Columbus Dispatch: As Scooter Use Rises, so Do Fears of Injuries
Broken ribs, collarbones and wrists, bruises, cuts and scrapes and even bleeding in the brain are just some of what emergency departments, like the one at OhioHealth Grant Medical Center, are seeing across central Ohio. No, not from car accidents, but from motorized scooter accidents.
The Columbus Dispatch spoke with Shay O’Mara, MD, OhioHealth’s system trauma chief, about the patients coming into their trauma center from scooter accidents.
“OhioHealth has looked into scooter-related injuries at the Grant trauma center from mid-July to mid-August.
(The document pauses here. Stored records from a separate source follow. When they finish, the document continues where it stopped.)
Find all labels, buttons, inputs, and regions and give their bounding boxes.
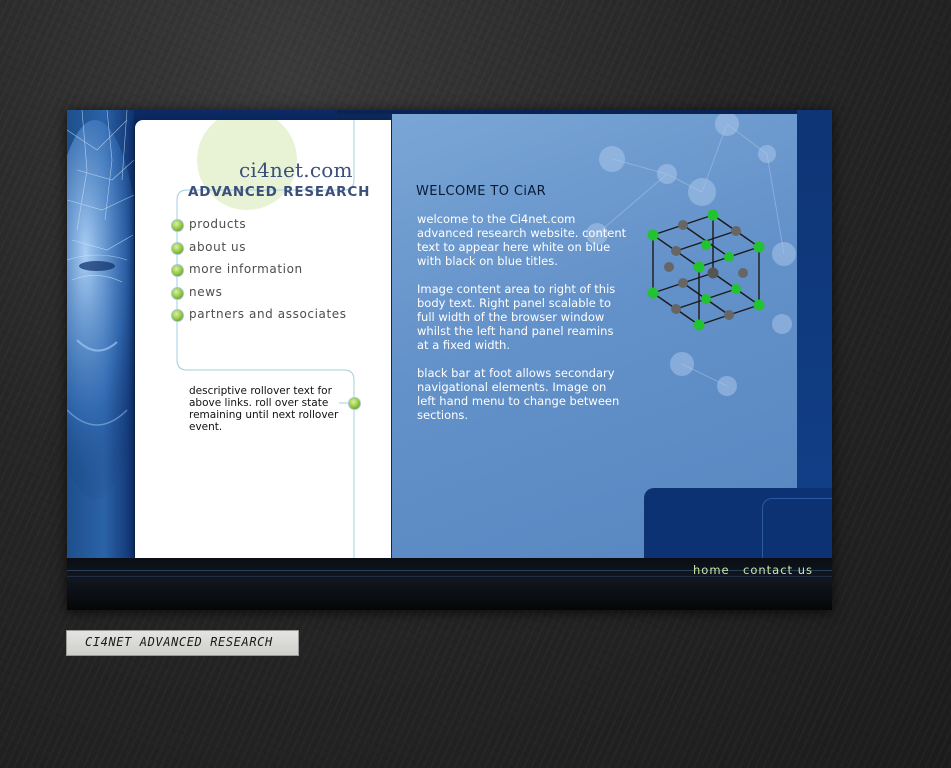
nav-label: more information — [189, 262, 303, 276]
corner-lines — [762, 498, 832, 561]
caption-tag-text: CI4NET ADVANCED RESEARCH — [85, 635, 273, 649]
bullet-icon — [171, 309, 184, 322]
bullet-icon — [171, 264, 184, 277]
nav-label: partners and associates — [189, 307, 347, 321]
nav-label: products — [189, 217, 247, 231]
website-mockup: ci4net.com ADVANCED RESEARCH products ab… — [67, 110, 832, 610]
body-paragraph: black bar at foot allows secondary navig… — [417, 366, 620, 422]
bullet-icon — [171, 287, 184, 300]
site-logo[interactable]: ci4net.com — [239, 158, 353, 182]
body-paragraph: welcome to the Ci4net.com advanced resea… — [417, 212, 627, 268]
body-text: welcome to the Ci4net.com advanced resea… — [417, 212, 627, 436]
rollover-description: descriptive rollover text for above link… — [189, 385, 339, 433]
body-paragraph: Image content area to right of this body… — [417, 282, 616, 352]
page-title: WELCOME TO CiAR — [416, 184, 547, 199]
bullet-icon — [171, 242, 184, 255]
face-wireframe-image — [67, 110, 134, 500]
crystal-lattice-image — [647, 209, 765, 331]
caption-tag: CI4NET ADVANCED RESEARCH — [66, 630, 299, 656]
nav-label: news — [189, 285, 223, 299]
bullet-icon — [348, 397, 361, 410]
bullet-icon — [171, 219, 184, 232]
footer-home-link[interactable]: home — [693, 563, 730, 577]
nav-label: about us — [189, 240, 247, 254]
footer-contact-link[interactable]: contact us — [743, 563, 813, 577]
site-subtitle: ADVANCED RESEARCH — [188, 184, 371, 200]
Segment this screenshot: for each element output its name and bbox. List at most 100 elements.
Limiting the search to just two ZIP codes in downtown Columbus revealed about a dozen injuries, comparable to the number of bicycle and pedestrian injuries seen in a month,” O’Mara told The Columbus Dispatch.
“That’s 150 people in a year. That’s a lot of people, and it’s just two zip codes,” he said.
Some of the injuries O’Mara has witnessed are from collisions with vehicles, scooter crashes and pedestrian collisions, all either on the sidewalk or on the street. He also found that “about a third”seems to have been due to intoxication.
“So you’re scootering drunk, and that’s dangerous,” he told The Columbus Dispatch. “Scooters are not a replacement for Uber.”
The City of Columbus recently announced new regulations for the Bird and Lime branded scooters, that including banning riders from sidewalks.
Although these regulations are meant to keep riders and pedestrians safe from injury, O’Mara does not believe these new rules will help keep people from getting hurt.
“If you were a friend or loved one of mine, I’d tell you, ‘Don’t get on one,’” O’Mara told The Columbus Dispatch. “I’m worried about how dangerous it is.”